Will These Bullets Alter Brazil’s Future?

Cars were driving on one of Rio de Janeiro’s busy main streets. It was a regular day until one car pulled up to another. Nine shots rang. Four found their target. Three killed the driver. Two people died. One country was left speechless – but then its people took to the streets.

After the killing of Marielle Franco, a prominent left-wing politician,on March 14, Rio is de Janeiro is witnessing turbulent times. Thousands of people took to the streets to express their grief and anger at the loss of the young politician. Being in the crossfire of rivaling gangs in the city, Franco’s death appeared to be a wrong place-wrong time scenario, but it soon became clear that her death was an orchestrated assassination.

She and her driver were fatally shot, while her press advisor survived the attack. The bullets were of a batch made for police officers. According to the minister for public security, they were stolen from a post office. Why she was killed is not clear yet, but many claim her political work to have had an influence. Prior to her killing, she had tweeted about the police violence and condemned the death of a young man in the favelas due to police violence. Some suspect this might have triggered her assassination. The findings indeed point to a planned execution.The question as to who it might have been remains unanswered.
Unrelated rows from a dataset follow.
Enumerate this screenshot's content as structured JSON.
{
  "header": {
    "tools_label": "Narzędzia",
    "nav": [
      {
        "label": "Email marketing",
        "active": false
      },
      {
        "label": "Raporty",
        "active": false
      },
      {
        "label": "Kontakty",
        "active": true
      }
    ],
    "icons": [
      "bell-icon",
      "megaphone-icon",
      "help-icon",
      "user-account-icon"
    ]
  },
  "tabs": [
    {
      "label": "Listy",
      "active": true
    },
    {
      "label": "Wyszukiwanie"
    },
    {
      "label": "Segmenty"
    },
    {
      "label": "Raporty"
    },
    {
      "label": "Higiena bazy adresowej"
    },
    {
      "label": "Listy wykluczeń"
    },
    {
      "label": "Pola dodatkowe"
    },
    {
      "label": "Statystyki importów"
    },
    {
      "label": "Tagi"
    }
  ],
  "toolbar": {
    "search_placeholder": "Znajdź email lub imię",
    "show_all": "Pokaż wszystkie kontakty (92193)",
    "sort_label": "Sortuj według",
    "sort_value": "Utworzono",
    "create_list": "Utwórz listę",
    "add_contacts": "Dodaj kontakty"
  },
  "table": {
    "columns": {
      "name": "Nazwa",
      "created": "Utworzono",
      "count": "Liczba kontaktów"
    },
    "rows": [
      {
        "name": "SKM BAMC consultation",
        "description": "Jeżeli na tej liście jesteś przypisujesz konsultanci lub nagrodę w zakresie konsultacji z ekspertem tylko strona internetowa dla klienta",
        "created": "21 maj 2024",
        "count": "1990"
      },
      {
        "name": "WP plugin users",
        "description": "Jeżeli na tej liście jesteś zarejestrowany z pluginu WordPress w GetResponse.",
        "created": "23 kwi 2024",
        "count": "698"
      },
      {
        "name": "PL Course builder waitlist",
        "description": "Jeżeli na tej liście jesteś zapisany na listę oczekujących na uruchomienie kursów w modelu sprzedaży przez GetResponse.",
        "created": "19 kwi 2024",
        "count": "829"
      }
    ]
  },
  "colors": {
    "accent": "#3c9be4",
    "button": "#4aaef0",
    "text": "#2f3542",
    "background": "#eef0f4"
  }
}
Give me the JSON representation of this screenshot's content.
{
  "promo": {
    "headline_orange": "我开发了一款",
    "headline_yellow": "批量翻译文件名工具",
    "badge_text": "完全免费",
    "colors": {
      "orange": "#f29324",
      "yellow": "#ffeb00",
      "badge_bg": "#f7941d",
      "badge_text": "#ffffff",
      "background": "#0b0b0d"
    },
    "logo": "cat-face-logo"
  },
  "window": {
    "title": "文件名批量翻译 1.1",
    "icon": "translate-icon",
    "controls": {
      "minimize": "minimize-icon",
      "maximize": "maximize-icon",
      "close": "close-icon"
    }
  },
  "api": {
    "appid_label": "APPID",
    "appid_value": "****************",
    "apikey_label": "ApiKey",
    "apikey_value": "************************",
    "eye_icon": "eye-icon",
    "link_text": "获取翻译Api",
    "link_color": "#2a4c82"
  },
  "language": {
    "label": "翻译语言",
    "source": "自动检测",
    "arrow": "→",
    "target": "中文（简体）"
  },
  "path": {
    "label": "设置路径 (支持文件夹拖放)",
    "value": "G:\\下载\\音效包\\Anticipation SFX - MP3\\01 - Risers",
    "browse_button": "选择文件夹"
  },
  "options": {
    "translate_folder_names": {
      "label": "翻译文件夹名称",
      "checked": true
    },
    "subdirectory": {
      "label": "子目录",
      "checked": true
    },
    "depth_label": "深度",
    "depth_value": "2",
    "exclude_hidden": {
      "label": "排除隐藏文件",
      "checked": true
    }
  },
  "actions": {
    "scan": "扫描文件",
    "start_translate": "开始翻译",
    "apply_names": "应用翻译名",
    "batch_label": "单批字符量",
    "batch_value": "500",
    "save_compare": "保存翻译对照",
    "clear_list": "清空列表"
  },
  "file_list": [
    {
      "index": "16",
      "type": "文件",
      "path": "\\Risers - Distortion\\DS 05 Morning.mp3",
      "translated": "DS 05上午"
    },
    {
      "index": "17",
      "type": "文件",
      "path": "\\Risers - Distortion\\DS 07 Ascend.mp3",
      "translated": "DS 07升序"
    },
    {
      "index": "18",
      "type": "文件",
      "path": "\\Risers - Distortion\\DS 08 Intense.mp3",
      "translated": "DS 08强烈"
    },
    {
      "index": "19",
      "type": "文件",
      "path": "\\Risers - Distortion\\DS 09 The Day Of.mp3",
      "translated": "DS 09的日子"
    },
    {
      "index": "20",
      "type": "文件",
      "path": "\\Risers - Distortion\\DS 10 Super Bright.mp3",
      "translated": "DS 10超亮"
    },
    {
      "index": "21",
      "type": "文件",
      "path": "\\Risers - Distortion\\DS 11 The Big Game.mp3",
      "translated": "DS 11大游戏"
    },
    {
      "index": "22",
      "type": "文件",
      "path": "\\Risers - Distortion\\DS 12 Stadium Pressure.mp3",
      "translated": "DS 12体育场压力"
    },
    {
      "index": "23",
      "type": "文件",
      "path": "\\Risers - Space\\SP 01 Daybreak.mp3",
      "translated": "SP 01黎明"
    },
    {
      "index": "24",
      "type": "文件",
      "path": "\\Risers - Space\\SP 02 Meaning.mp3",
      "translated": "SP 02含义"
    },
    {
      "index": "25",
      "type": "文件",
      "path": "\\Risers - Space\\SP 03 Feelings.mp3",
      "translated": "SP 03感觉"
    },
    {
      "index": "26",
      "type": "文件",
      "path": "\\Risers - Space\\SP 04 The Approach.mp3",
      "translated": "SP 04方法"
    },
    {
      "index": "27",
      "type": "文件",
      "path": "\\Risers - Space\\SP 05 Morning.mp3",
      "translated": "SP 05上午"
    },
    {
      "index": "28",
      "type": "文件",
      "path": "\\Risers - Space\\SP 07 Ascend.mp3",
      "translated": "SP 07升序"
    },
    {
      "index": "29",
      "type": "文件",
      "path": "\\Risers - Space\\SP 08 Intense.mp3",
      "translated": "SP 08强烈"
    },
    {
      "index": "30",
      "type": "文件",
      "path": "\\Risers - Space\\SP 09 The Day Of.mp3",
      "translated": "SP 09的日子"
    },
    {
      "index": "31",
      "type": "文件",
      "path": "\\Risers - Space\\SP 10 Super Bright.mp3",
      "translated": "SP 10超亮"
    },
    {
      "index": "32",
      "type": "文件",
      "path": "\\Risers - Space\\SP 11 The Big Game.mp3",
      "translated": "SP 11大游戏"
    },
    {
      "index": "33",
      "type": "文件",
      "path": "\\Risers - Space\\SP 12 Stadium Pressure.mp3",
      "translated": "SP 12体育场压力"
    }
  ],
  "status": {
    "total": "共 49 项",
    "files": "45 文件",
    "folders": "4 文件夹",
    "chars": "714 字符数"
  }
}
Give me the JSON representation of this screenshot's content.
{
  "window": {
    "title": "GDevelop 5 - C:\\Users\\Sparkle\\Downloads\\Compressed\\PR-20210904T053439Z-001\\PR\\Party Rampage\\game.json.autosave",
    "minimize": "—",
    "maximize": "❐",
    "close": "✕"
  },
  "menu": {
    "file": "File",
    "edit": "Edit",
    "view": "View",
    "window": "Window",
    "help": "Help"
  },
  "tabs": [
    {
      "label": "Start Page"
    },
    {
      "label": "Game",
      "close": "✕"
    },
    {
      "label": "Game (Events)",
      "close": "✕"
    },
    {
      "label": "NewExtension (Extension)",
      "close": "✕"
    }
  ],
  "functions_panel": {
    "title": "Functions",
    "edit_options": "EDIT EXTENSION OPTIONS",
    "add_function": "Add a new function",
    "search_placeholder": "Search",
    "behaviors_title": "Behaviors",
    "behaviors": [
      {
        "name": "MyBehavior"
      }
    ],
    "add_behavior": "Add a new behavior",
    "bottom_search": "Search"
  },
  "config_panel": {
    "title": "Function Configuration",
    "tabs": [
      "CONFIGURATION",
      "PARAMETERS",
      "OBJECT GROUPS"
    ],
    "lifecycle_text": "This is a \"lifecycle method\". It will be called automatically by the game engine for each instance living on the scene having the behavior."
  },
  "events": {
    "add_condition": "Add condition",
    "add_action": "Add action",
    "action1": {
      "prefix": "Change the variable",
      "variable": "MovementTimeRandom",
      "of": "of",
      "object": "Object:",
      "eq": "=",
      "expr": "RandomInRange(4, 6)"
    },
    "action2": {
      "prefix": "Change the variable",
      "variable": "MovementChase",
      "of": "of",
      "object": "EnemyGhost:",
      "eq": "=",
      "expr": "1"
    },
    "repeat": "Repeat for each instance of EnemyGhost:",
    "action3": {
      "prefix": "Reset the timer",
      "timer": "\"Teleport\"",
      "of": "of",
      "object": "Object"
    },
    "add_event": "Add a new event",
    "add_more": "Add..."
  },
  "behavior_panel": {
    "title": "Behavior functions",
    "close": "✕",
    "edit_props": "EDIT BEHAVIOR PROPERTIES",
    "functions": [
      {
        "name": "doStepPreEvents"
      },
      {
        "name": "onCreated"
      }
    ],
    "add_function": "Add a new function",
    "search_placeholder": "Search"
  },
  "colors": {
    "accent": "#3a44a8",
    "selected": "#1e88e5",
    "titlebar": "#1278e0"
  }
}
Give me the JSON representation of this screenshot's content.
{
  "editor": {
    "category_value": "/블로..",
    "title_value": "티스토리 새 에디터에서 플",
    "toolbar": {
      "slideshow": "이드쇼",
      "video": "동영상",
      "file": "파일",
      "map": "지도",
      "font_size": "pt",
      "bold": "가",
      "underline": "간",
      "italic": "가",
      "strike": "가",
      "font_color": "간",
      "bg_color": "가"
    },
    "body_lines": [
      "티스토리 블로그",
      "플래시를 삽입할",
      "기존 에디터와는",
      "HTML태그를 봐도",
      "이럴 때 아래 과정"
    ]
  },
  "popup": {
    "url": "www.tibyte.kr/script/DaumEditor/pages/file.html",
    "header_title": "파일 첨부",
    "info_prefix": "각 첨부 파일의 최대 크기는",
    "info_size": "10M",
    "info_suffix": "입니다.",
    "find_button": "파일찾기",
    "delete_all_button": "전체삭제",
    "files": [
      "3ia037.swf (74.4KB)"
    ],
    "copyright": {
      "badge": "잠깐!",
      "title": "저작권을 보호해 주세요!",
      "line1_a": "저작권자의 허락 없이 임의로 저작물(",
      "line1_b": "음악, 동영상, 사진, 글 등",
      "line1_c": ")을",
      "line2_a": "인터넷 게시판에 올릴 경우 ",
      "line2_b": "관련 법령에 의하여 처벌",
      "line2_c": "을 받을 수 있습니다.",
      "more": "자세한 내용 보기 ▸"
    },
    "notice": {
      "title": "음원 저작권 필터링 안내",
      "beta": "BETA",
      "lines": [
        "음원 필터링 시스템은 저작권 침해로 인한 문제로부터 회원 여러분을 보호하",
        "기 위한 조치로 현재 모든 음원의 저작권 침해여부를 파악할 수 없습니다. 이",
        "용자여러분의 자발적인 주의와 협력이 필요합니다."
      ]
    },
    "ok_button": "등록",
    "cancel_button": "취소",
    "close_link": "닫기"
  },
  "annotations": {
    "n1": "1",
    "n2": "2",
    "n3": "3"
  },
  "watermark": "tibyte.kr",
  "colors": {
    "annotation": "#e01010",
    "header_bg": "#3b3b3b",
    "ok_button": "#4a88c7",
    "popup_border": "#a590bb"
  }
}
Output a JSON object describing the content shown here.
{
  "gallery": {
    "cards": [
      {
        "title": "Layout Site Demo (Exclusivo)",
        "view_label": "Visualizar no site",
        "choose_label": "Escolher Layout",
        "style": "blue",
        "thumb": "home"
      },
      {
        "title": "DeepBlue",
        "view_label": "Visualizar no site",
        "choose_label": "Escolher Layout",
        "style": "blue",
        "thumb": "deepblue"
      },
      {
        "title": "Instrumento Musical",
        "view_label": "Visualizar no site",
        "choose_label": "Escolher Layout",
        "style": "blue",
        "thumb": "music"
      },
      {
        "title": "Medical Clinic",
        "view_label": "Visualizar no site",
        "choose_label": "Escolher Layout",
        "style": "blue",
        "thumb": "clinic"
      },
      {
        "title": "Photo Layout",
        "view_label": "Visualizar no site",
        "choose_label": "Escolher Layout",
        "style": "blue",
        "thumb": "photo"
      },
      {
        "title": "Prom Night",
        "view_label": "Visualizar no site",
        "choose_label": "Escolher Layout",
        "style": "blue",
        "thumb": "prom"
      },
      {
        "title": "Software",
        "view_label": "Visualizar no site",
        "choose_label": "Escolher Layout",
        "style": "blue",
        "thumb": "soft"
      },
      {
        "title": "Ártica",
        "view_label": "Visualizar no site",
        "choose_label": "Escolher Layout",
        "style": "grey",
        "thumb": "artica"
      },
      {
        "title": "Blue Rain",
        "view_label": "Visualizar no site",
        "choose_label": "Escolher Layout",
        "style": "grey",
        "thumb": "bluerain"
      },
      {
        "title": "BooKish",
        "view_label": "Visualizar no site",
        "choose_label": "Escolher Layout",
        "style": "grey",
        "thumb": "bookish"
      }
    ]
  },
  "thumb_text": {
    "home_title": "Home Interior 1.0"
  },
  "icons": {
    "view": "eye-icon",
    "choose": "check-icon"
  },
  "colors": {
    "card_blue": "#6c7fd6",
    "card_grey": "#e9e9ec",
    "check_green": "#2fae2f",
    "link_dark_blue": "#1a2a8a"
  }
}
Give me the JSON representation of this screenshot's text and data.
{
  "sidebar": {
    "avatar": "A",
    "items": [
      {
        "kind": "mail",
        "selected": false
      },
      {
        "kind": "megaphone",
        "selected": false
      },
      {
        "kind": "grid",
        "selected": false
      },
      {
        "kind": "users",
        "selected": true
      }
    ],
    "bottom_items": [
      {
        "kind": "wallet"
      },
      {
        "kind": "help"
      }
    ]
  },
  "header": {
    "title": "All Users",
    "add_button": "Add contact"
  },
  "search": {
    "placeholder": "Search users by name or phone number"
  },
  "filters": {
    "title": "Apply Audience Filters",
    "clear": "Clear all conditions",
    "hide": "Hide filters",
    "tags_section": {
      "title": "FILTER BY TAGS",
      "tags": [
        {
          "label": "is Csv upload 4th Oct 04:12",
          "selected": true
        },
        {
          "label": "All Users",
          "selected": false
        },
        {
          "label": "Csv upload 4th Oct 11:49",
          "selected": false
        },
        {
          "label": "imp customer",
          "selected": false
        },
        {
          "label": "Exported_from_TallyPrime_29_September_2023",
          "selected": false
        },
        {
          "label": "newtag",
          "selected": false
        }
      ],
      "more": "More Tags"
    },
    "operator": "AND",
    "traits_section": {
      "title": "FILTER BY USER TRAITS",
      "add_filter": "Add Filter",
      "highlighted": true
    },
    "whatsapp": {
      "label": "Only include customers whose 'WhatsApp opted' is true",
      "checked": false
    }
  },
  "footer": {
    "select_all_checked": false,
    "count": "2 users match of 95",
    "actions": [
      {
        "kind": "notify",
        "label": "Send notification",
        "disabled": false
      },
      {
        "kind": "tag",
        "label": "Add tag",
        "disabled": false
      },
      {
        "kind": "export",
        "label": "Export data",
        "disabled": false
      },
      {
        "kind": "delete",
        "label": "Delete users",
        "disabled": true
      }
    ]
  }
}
The culprit has not been found and it is doubtful, that there will be someone openly accused of killing her. The hit-and-run maneuver makes it hard to point the killing to a specific person or even group. Everyone has their own ideas who it might have been, and the people on the streets are convinced that it was a plot by the police to quiet her while fellow politicians claim that it was the gang violence in the favelas and a cross-fire that took her life.

 

Franco was a human rights councilor. She grew up in one of Rio’s many favelas, which house over a quarter of the population of the city. They are the parts of the city where most, if not all, of the territory is run by gangs. The state has lost control over them for quite some time now and those in charge are drug dealers and the gangs they run. Violence and crimes are the every-day business while the so-called soldiers of the gangs patrol the streets openly with their weapons. They do so in plain sight of the police who does not dare intervene – or colludes with them and has their own gang set up.

The crimes in the favela have been the topic of the national and international press often, and it paints a picture that Brazil wants to erase or at the very least ignore. The problems in the favelas however have been ignored for a long time and this has now peaked in the death of the young politician trying to give a better life to her former neighbours and fight for a fairer treatment of the favelas.
Her active political stance was a thorn in the side of many. The simple people in the favelas liked her, the gang leaders feared for their shrinking influence. She had new, modern ideas which also threatened the ideas and work of the older politicians who have mostly given up on battling the crimes in the favelas. She stood for the new generation in Brazil that is now taking a political stance. Young and independent, these rising politicians are a counter-concept to the elderly men occupating the offices.

Franco was young, driven, a single mother, and living openly in a gay relationship – she was everything that the political system in Brazil is not.
She was fighting for the people in the favelas and their dream to live without having to fear being struck down by the police unsuspectingly. Some of her main concerns were police violence and the open collusion of the officers with the gang leaders. Her goals were ambitious and the fight for her cause gained her many enemies, but also supporters and friends. Thousands mourned her death (and the death of her driver, who was also assassinated). She is not the only one who has been murdered for being politically involved. Many activists, journalists and politicians before her have been killed.

She stood for more than that just the fight against violence on Rio’s streets, however.

The current political situation in Brazil is adding to the anger of the thousands taking to the streets to mourn Franco’s death. President Temer is not very popular and his involvement in the impeachment of Dilma Rousseff added to that unpopularity. His policies are made for the rich on the back of the poor: Cutting back on help for those who need it most, allowing military force in the favelas and doing the bare minimum to stop the corruption within the police corps. Right now, Brazil is stuck between two evils: gangs and corrupt authority. Many hope that Franco’s death is the needed catalyst for change, yet new leaders need to emerge that continue her fight for a brighter future for Brazil.